Earnest and hard-working Frank has come to London to take up an apprenticeship in Regent Street. His ambitions are self-improvement, a wife and, above all, a bicycle.
Organ scholar Benedict is anxious yet enthralled by the sensations of his synaesthesia. He is uncertain both about God and the nature of his friendship with the brilliant and mercurial Theo.
Harry has turned his back on his wealthy English family, has a thriving business in New York and a beautiful American wife. But his nationality is still British.
Three years later, on the first of July 1916, their lives have been taken in entirely unexpected directions. Now in uniform they are waiting for dawn on the battlefield of the Somme. The generals tell them that victory will soon be theirs but the men are accompanied by regrets, fears and secrets as they move towards the line.
Critic Reviews:
"A heart-wrenching, beautifully written, moving and timely novel that will absorb you completely" (Sunday Mirror)
"Elizabeth Speller has a wonderful feel for the era . . . a heart-rending story of shattered hopes and dreams" (The Times)
Members Reviews:
A tale which carries the reader along. The use ...
A tale which carries the reader along. The use of language is Dickensian. It is plain yet provocative and poignant. Major themes such as the futility of conflict are considered in a discreet manner. More please Ms. Speller
What a story...
This year - 2014 - is the 100th year anniversary of the beginning of The Great War. It has been marked by the issuance of many books about the war - from military, political, historical, and personal perspectives. Each book, whether fiction or non-fiction, almost seems better than the last. There's a lot of good writing going on and I'm pleased to include British novelist Elizabeth Speller's new book, "The First of July", on that list. This book was also published under the title "At Break of Day".

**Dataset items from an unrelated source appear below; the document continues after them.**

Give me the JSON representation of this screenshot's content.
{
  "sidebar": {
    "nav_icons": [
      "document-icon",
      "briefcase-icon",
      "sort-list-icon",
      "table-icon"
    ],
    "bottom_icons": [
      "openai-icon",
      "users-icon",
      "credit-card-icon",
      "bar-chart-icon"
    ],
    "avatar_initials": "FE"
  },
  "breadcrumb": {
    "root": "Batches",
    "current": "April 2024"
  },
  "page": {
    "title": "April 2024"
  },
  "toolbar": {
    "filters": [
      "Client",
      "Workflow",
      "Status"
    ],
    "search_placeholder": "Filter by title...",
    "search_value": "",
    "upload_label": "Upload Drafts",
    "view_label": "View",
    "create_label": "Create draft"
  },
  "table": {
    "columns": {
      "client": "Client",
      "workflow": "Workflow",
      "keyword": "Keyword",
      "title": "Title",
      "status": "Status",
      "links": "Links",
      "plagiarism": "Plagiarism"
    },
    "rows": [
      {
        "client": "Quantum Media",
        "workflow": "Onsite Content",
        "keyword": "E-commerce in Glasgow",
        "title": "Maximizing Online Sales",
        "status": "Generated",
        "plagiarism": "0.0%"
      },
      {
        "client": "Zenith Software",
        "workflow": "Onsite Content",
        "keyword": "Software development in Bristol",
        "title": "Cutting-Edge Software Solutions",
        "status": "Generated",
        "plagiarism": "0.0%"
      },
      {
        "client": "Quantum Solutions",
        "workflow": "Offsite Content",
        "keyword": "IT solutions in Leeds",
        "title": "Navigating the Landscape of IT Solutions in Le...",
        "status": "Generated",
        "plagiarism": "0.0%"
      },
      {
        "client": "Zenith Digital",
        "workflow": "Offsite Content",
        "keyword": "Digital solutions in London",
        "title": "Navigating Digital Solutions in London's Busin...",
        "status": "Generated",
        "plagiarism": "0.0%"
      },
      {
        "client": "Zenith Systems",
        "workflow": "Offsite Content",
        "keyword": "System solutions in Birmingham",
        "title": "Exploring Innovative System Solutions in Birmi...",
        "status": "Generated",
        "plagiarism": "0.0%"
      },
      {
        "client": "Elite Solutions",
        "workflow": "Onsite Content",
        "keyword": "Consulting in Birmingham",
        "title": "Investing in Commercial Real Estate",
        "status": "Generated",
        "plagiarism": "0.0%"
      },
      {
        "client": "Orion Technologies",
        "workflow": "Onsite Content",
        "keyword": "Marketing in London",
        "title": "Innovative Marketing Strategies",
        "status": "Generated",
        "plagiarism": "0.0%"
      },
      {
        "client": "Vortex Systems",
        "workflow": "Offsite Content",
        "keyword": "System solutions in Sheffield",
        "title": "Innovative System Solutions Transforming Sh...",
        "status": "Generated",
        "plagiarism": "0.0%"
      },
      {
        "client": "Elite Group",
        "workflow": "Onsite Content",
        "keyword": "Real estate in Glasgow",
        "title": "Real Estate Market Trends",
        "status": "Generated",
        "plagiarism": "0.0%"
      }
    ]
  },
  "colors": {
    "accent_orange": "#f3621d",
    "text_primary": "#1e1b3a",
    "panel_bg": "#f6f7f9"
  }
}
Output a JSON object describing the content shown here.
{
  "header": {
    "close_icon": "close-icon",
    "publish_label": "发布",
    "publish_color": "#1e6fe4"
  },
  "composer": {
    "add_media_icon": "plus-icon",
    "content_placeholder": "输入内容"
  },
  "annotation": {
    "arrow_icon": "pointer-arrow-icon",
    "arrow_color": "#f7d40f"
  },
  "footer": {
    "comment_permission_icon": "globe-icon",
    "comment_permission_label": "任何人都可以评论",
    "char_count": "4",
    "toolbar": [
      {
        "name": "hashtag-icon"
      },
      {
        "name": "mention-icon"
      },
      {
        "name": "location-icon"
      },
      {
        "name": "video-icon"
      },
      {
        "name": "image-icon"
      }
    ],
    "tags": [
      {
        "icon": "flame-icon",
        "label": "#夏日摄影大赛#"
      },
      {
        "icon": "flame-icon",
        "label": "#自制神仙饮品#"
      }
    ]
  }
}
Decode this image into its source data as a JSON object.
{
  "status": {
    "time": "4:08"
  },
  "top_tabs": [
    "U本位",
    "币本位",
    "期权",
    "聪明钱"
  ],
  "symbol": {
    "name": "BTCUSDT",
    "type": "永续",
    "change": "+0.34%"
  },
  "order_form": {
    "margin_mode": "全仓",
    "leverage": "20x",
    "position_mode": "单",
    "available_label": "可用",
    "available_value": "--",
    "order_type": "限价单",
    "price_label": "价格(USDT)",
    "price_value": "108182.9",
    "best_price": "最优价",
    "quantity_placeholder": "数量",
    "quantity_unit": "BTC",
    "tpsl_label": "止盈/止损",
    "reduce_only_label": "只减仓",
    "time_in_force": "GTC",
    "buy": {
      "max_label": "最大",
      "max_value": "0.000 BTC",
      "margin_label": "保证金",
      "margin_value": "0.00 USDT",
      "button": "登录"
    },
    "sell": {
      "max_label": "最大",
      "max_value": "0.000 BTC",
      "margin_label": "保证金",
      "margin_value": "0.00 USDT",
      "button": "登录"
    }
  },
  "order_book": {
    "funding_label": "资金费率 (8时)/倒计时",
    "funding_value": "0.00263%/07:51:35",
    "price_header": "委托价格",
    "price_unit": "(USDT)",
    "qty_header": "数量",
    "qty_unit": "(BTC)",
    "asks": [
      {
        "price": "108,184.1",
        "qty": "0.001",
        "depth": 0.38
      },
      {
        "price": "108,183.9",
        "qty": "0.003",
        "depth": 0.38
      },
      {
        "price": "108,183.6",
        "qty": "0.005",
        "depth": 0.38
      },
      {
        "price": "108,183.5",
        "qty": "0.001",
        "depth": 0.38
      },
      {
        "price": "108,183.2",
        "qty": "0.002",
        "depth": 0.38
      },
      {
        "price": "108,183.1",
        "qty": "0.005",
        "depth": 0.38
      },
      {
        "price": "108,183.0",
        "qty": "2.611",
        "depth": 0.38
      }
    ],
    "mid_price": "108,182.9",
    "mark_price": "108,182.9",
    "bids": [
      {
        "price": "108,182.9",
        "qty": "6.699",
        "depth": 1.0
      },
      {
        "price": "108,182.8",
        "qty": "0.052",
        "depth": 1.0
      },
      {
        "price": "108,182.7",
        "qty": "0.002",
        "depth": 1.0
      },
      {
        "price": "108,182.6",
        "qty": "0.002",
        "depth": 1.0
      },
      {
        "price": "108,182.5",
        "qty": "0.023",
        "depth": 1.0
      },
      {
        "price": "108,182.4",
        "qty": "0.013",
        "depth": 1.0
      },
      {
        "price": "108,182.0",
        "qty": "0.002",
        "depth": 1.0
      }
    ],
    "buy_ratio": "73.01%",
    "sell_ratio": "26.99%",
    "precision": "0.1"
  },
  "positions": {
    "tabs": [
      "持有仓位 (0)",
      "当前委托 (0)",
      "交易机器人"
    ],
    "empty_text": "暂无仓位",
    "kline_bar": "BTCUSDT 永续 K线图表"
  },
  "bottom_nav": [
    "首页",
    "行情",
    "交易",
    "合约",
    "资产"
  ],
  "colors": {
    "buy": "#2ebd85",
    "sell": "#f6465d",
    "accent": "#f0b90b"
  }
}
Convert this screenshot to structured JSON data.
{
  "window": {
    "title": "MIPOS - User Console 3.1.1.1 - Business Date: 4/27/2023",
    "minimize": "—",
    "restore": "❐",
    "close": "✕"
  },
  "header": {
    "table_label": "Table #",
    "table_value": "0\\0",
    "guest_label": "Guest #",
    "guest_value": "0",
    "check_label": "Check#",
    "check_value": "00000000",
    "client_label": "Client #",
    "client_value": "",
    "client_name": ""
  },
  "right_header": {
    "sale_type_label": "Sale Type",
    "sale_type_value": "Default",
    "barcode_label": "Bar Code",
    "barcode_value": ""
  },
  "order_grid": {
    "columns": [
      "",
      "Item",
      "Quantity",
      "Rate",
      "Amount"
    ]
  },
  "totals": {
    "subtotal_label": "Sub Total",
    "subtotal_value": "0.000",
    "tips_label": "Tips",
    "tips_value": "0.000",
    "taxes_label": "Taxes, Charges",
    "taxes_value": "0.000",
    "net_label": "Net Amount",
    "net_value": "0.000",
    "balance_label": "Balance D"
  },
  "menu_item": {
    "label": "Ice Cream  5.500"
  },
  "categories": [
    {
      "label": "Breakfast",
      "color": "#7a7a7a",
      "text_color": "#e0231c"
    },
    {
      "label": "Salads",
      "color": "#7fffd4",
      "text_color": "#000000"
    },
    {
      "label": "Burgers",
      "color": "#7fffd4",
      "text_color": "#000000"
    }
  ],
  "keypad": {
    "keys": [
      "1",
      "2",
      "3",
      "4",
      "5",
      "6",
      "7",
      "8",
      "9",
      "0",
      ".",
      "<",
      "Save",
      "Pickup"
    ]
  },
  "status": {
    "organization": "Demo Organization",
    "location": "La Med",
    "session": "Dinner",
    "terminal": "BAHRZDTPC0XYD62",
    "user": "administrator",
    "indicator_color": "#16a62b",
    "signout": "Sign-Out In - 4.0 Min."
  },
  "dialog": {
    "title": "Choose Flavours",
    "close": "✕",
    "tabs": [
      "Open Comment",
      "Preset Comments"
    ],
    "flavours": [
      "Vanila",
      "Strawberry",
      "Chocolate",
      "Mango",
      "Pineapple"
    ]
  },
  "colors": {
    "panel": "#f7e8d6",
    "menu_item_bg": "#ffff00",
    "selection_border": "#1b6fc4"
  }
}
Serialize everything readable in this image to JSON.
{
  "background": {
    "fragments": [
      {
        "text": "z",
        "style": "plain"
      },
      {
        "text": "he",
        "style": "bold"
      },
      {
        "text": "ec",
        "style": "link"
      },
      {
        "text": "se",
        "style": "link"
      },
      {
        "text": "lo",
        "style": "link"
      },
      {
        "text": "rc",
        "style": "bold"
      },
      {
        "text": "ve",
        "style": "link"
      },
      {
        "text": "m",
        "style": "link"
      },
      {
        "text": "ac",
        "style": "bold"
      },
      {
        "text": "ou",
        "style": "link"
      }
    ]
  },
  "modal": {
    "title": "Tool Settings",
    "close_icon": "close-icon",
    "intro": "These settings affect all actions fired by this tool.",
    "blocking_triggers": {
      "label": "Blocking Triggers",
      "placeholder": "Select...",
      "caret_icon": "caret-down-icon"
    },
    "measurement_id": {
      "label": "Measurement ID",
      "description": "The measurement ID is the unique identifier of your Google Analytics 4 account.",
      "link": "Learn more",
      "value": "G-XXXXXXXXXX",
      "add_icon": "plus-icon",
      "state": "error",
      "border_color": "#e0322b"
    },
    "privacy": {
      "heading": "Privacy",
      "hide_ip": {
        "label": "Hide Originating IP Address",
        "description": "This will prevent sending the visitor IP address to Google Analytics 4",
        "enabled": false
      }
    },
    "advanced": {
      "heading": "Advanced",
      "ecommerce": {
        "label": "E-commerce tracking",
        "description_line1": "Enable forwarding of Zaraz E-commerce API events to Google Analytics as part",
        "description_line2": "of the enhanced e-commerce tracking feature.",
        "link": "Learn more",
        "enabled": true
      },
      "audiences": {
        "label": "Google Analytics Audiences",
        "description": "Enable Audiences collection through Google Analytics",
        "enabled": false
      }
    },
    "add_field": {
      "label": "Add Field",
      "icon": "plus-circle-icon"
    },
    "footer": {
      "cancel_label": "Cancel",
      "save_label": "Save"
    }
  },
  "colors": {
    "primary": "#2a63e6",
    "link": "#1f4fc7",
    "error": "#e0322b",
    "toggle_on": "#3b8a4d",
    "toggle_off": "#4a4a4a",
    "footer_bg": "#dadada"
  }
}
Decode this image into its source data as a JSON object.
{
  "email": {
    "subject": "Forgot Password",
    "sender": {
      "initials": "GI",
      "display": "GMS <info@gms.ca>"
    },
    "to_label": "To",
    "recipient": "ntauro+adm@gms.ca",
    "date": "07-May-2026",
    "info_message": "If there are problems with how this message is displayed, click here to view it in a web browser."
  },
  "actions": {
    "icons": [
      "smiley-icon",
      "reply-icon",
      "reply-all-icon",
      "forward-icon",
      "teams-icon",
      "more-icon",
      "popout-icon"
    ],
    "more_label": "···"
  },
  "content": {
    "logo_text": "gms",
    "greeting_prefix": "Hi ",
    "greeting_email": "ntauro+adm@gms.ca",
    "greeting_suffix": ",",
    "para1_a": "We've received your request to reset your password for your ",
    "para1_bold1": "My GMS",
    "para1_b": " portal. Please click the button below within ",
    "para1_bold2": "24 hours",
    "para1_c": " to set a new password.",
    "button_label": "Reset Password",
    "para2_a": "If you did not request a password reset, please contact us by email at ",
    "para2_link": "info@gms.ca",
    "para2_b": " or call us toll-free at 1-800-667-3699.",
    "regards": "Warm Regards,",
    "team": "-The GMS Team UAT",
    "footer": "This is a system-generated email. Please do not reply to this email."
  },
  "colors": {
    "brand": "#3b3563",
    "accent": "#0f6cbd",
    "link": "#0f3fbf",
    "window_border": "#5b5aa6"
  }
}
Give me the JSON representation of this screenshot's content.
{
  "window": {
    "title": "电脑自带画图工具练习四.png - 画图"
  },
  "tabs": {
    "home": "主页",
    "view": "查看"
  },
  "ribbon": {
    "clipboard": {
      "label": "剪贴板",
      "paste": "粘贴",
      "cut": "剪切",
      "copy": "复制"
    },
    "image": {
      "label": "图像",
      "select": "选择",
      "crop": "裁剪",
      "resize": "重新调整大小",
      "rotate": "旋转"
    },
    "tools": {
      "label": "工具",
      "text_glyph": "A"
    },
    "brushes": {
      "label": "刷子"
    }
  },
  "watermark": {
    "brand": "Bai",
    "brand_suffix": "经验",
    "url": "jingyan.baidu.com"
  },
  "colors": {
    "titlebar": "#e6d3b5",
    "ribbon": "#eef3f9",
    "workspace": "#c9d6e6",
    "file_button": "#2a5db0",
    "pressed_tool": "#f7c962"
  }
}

Elizabeth Speller is the author of two previous novels about the time, "The Strange Fate of Kitty Easton" and "The Return of Captain John Emmett". (She's also written a family memoir called "The Sunlight on the Garden" which was a strangely readable look at her very odd family.) Anyway, in "The First of July", Speller tells us about that first, terrible day in 1916, the beginning of the Battle of the Somme.
July 1st, 1916 has been called the bloodiest day in British history. An article in Wiki puts it this way: "1 July 1916 was also the worst day in the history of the British Army, which had c. 60,000 casualties, mainly on the front between the Albert-Bapaume road and Gommecourt, where the attack failed disastrously, few British troops reaching the German front line".
Speller has taken the battle on that day and using the four soldiers - three British and one French of whom she has given us the back stories - she writes of unbelievable physical and emotional pain, heroism, valor, and...fear. Who among us would not have felt the fear of battle?
These are characters whom Speller has drawn with incredible nuance; characters who we follow with a sense of dread and foreboding.